Earlier work suggested that the holotype was a juvenile based on the fusion of bones. However, a 2019 histological analysis by Argentine paleontologist Ignacio Cerda and colleagues found that the holotype individual was sexually mature. Samples from three osteoderms, a bone shaft, a metapodial, several undetermined fragments, ossified tendons, and dorsal ribs were used in the study. Based on the spacing and organization of the Outer Circumferential Layer of the bone cortex, Cerda et al. concluded that the specimen had reached sexual maturity and was close to adult maturity. During their study, the authors found that one section of bone had an abnormal bone tissue that may have been caused by a tumor or other periosteal reaction. The growth patterns of the bones were not very dissimilar to those of ankylosaurs from lower latitudes. This suggests that the growth rates remained the same, despite different climatic or environmental conditions. This contrasts with hadrosaurs and ceratopsians, which have varying growth rates depending on the latitude.

==Paleoecology==
The holotype skeleton was collected about 90 m from the base of the Gamma Member of the Snow Hill Island Formation. It is one of only two major dinosaur-bearing rock formations found on Antarctica, bearing all but two of the continent's named dinosaurs. The floral composition, habitat and climate are similar to modern volcanic arches. During the time in which Antarctopelta lived, Earth's climate was much warmer and more humid than it is today and as a result Antarctica was without ice. The environment was mainly dominated by large dense conifer forests, cycads, and ginkgos. The animals inhabiting Antarctica at this time would still have had to endure long periods of darkness during the winter, much like in modern-day Antarctica. Despite being found in marine sediment, Antarctopelta, like all ankylosaurs, lived on land. Other ankylosaurs have also been found in marine sediments, likely as a result of carcasses washing out to sea. The Antarctic Peninsula, including James Ross Island, was connected to South America throughout this time period, allowing interchange of fauna between both continents. In fact, the recent discovery of the Chilean parankylosaurian Stegouros shows that these dinosaurs inhabited also South America.

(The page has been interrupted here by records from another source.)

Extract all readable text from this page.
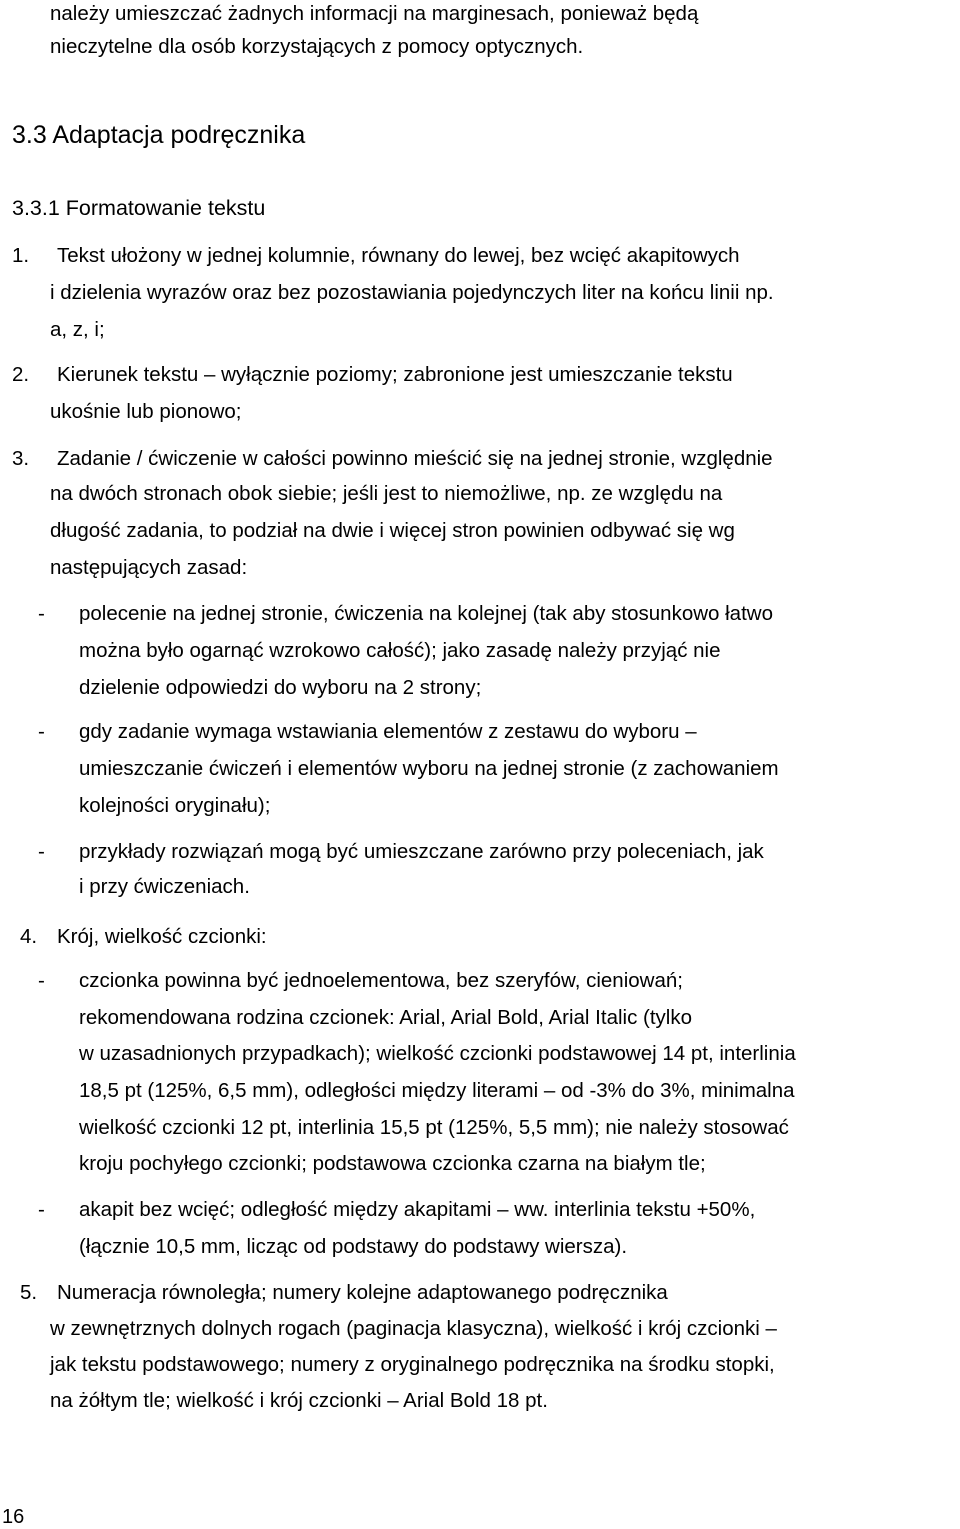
należy umieszczać żadnych informacji na marginesach, ponieważ będą
nieczytelne dla osób korzystających z pomocy optycznych.
3.3 Adaptacja podręcznika
3.3.1 Formatowanie tekstu
1. Tekst ułożony w jednej kolumnie, równany do lewej, bez wcięć akapitowych
i dzielenia wyrazów oraz bez pozostawiania pojedynczych liter na końcu linii np.
a, z, i;
2. Kierunek tekstu – wyłącznie poziomy; zabronione jest umieszczanie tekstu
ukośnie lub pionowo;
3. Zadanie / ćwiczenie w całości powinno mieścić się na jednej stronie, względnie
na dwóch stronach obok siebie; jeśli jest to niemożliwe, np. ze względu na
długość zadania, to podział na dwie i więcej stron powinien odbywać się wg
następujących zasad:
- polecenie na jednej stronie, ćwiczenia na kolejnej (tak aby stosunkowo łatwo
można było ogarnąć wzrokowo całość); jako zasadę należy przyjąć nie
dzielenie odpowiedzi do wyboru na 2 strony;
- gdy zadanie wymaga wstawiania elementów z zestawu do wyboru –
umieszczanie ćwiczeń i elementów wyboru na jednej stronie (z zachowaniem
kolejności oryginału);
- przykłady rozwiązań mogą być umieszczane zarówno przy poleceniach, jak
i przy ćwiczeniach.
4. Krój, wielkość czcionki:
- czcionka powinna być jednoelementowa, bez szeryfów, cieniowań;
rekomendowana rodzina czcionek: Arial, Arial Bold, Arial Italic (tylko
w uzasadnionych przypadkach); wielkość czcionki podstawowej 14 pt, interlinia
18,5 pt (125%, 6,5 mm), odległości między literami – od -3% do 3%, minimalna
wielkość czcionki 12 pt, interlinia 15,5 pt (125%, 5,5 mm); nie należy stosować
kroju pochyłego czcionki; podstawowa czcionka czarna na białym tle;
- akapit bez wcięć; odległość między akapitami – ww. interlinia tekstu +50%,
(łącznie 10,5 mm, licząc od podstawy do podstawy wiersza).
5. Numeracja równoległa; numery kolejne adaptowanego podręcznika
w zewnętrznych dolnych rogach (paginacja klasyczna), wielkość i krój czcionki –
jak tekstu podstawowego; numery z oryginalnego podręcznika na środku stopki,
na żółtym tle; wielkość i krój czcionki – Arial Bold 18 pt.
16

In the Gamma Member, wood fragments, twigs, and leaves have been found in concretions, some being associated with dinosaur fossils like Antarctopelta itself, and were apparently transported by the same ocean currents that brought the dinosaur carcasses. From the Gamma Member, Asteraceae pollen grains were collected that are the oldest records of the family. Some of the environment may have been wet and similar to peat bogs, as evidenced by the presence of Sphagnaceae (peat mosses) and several other groups including the clubmoss Selaginella, the firmoss group Lycopodiaceae, and the clade Ericaceae. The Gamma Member of the formation has yielded several other vertebrate remains, such as the ornithopod Trinisaura, a vertebral centrum of a lithostrothian sauropod, an aquatic elasmosaurid, and the carnivorous tylosaurine mosasaurs Taniwhasaurus and Hainosaurus. As for fishes and chondrichthyes, the bony fish Enchodus and Apateodus, an indeterminate ichthyodectiformes, and several sharks such as Sphenodus, Cretalamna, and Notidanodon have been collected. Ammonites, a kind of aquatic, shelled cephalopod, are also found in the layers of the Gamma Member.